Credit cards are an important financial tool for students, especially those living away from home. They provide a flexible and convenient way to pay for books and other essentials, and they provide an important safety net for emergency expenses. Credit cards provide an opportunity to establish and maintain good credit; a positive credit history allows young adults to rent an apartment, finance a car, or purchase a home after graduation.
Nearly half (45 percent) of college students have a credit card, and nearly half of all students with a card report using their card at least once a week (Student Monitor, 2009). Of those with a card, 60 percent pay their credit card bill in full each month, (Student Monitor, 2009) which is higher than the general adult population average of 50 percent (Federal Reserve). The average balance among the 40 percent of students who do carry a balance is $495 (Student Monitor, 2009).

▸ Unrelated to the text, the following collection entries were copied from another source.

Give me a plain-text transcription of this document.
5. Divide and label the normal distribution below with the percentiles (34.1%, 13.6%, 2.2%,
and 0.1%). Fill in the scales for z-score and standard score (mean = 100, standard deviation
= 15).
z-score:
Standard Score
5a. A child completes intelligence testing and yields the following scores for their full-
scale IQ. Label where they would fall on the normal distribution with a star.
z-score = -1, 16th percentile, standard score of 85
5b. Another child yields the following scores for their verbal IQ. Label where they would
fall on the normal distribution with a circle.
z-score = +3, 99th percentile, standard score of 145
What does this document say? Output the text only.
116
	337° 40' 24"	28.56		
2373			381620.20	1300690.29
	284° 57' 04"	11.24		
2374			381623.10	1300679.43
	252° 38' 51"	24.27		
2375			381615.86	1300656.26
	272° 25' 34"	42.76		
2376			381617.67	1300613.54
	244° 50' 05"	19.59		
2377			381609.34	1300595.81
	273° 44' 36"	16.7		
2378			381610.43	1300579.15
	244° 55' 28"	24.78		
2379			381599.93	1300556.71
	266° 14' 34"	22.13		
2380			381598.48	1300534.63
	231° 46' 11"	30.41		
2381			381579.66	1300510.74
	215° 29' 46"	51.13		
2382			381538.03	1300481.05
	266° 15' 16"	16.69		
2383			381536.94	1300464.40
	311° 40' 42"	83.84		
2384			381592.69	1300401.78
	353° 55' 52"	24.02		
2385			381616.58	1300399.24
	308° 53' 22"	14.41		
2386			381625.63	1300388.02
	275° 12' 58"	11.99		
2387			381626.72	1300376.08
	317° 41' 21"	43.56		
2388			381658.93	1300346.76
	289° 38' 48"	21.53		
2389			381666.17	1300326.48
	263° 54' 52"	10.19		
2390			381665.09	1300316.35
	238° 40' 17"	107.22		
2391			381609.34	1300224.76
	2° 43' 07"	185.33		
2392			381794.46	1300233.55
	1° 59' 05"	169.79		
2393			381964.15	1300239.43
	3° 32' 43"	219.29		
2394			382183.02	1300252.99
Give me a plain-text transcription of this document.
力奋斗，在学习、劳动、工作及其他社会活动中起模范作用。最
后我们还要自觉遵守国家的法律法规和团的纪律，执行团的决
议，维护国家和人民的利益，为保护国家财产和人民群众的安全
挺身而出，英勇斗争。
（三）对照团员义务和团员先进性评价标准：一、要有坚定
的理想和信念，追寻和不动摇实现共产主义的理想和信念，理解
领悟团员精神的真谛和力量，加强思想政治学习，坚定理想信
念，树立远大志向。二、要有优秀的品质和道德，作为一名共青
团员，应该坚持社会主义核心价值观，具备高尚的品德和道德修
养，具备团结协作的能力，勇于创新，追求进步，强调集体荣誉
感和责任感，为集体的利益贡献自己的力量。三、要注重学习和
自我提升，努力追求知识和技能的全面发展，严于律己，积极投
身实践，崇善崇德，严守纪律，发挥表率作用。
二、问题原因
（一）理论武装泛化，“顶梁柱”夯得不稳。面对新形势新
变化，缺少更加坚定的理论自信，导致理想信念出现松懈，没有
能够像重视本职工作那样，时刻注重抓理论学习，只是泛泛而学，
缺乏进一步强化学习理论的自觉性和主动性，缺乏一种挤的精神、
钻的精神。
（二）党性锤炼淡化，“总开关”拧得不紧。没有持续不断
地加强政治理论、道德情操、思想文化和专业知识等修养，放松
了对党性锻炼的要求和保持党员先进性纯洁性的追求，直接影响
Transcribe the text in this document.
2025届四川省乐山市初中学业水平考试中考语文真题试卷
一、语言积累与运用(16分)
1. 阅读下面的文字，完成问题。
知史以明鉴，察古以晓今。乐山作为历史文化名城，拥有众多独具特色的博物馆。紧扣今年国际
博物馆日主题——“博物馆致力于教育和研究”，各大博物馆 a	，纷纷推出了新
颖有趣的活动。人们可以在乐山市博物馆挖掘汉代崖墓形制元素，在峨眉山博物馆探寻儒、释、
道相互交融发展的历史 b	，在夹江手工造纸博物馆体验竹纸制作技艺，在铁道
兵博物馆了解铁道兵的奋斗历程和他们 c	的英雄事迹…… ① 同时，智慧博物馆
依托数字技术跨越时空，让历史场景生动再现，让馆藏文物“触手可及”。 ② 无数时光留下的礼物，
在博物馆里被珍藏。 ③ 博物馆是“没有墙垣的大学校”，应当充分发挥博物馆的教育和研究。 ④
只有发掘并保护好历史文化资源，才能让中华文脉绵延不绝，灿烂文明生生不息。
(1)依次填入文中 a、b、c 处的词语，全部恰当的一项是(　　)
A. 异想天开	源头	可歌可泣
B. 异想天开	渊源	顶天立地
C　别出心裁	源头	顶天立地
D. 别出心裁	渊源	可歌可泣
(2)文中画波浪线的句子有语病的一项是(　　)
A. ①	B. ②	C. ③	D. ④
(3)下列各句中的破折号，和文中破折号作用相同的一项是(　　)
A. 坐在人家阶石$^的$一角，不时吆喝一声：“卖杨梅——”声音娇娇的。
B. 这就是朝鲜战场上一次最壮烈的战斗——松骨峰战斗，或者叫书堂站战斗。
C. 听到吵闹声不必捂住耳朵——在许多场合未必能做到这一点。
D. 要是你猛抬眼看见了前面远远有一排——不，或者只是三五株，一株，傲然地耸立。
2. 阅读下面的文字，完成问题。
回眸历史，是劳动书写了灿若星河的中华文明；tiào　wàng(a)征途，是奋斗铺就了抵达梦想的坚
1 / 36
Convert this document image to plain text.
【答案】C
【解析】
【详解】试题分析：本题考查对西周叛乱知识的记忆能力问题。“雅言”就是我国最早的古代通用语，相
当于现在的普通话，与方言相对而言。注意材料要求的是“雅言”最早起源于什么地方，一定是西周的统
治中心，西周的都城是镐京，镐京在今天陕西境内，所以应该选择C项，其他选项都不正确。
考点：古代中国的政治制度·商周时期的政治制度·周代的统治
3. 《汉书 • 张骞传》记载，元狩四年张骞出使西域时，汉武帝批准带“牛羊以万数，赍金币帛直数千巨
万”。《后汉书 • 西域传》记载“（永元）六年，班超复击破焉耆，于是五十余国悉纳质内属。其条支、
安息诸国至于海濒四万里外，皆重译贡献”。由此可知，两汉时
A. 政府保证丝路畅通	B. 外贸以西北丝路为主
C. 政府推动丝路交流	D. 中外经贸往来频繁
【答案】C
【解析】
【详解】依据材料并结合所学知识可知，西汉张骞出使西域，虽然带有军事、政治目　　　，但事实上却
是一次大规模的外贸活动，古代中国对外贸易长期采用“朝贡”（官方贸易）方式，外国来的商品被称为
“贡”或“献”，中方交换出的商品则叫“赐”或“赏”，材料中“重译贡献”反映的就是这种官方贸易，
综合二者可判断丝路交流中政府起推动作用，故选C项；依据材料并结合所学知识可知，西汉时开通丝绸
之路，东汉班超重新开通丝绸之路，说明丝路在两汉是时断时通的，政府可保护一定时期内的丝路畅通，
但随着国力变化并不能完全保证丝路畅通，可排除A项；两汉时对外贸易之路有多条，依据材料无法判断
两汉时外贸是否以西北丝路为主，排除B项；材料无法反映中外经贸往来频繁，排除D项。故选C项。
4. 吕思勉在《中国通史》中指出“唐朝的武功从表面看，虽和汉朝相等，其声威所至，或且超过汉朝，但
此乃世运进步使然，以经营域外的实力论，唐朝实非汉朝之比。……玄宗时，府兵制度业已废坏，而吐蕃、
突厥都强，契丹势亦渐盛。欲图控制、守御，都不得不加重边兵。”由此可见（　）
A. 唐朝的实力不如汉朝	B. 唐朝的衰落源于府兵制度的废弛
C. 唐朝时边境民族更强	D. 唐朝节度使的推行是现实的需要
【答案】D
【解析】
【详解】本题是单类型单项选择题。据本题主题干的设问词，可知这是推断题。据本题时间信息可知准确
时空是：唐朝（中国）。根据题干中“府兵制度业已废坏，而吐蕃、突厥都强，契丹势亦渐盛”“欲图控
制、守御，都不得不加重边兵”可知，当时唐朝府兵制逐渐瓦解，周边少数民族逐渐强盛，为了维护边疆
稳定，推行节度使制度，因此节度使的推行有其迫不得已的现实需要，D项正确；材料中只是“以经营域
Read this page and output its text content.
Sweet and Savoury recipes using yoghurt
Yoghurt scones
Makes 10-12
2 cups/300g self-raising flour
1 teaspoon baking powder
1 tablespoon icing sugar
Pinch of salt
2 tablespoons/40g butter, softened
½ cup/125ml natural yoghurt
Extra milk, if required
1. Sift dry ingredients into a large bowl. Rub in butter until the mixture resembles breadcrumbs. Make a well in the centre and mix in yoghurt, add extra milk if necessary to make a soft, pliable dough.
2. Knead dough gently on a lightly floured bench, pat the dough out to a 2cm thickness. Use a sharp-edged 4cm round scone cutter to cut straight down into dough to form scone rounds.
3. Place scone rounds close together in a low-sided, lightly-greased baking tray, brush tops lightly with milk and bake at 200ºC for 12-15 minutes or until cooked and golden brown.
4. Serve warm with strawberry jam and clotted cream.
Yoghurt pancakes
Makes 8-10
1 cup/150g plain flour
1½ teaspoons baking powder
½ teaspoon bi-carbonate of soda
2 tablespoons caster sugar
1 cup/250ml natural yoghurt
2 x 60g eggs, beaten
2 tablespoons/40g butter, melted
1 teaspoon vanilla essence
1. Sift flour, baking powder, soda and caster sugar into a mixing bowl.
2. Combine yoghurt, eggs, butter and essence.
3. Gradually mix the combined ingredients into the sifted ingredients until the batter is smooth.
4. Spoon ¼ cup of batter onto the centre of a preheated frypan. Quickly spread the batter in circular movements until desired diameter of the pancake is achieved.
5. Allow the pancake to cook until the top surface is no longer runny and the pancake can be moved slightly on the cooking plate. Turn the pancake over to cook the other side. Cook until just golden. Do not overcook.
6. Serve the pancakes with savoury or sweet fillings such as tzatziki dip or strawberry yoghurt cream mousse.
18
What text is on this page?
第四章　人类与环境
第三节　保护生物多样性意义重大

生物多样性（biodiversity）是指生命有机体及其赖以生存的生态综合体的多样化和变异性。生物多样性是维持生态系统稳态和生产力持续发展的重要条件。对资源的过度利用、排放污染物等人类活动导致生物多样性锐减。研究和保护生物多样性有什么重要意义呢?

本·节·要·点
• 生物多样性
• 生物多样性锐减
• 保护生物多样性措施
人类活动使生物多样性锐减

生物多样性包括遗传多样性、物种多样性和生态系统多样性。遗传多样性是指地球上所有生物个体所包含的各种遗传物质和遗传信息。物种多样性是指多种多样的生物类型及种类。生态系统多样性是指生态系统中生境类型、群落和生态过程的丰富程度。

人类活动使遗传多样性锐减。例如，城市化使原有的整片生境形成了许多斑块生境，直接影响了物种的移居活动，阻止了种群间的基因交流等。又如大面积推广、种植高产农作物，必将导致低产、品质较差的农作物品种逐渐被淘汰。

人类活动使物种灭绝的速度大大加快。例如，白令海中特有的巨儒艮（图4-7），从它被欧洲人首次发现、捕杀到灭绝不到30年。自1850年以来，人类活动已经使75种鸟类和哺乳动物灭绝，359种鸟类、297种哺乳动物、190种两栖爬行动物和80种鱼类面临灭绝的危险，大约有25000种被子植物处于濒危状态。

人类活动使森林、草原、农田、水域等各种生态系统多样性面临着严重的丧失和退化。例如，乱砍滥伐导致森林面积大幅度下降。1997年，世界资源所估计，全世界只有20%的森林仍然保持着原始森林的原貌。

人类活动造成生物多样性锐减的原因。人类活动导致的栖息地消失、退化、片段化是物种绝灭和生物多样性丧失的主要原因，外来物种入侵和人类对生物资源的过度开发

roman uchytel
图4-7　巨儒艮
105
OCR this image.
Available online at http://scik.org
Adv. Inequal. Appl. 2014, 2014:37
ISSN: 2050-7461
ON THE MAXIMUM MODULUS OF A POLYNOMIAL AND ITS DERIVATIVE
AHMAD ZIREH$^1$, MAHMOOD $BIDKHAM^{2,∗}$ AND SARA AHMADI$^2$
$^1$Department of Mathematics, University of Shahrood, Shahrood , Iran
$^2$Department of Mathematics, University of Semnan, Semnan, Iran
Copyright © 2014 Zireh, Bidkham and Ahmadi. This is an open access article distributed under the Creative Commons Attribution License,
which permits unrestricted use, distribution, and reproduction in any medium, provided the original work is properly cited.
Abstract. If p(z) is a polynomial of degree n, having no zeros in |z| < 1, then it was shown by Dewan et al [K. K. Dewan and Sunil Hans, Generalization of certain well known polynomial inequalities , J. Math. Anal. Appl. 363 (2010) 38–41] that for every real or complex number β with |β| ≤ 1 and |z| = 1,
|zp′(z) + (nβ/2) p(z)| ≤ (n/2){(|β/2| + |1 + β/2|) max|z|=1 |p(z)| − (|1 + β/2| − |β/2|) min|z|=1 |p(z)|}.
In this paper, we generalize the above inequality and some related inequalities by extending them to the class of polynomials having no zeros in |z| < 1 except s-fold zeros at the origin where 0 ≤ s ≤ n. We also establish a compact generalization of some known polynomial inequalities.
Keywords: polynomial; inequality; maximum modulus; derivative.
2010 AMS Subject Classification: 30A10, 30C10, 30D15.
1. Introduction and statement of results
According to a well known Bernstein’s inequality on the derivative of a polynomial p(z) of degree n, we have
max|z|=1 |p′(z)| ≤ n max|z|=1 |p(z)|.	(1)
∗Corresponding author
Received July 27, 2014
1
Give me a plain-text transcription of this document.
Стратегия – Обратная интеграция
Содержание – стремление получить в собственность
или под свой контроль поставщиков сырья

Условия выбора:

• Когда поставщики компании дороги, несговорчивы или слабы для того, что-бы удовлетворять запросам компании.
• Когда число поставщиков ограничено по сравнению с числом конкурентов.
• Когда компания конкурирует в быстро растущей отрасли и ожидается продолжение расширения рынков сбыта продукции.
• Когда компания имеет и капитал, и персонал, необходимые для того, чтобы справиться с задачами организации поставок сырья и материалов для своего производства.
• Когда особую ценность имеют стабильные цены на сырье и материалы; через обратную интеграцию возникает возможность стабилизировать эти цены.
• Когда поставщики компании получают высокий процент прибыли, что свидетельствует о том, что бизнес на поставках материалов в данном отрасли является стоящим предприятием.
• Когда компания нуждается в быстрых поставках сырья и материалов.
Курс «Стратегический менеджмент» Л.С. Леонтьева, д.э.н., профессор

New provisions in the Credit Card Act will limit on-campus credit card solicitation and make it harder for some students to obtain cards. Effective Feb. 22, 2010, the Credit Card Act prohibits card issuers from offering inducements for applying for a card on or near campus or at an event sponsored by or related to the school. The Act also requires any credit card application filled out by a person under the age of 21 to have the signature of a cosigner older than 21, or the ability to demonstrate an “independent means” of repaying any debt incurred.
While offering further protections to students is understandable, the result will be that responsible adults will find it more difficult to get credit cards.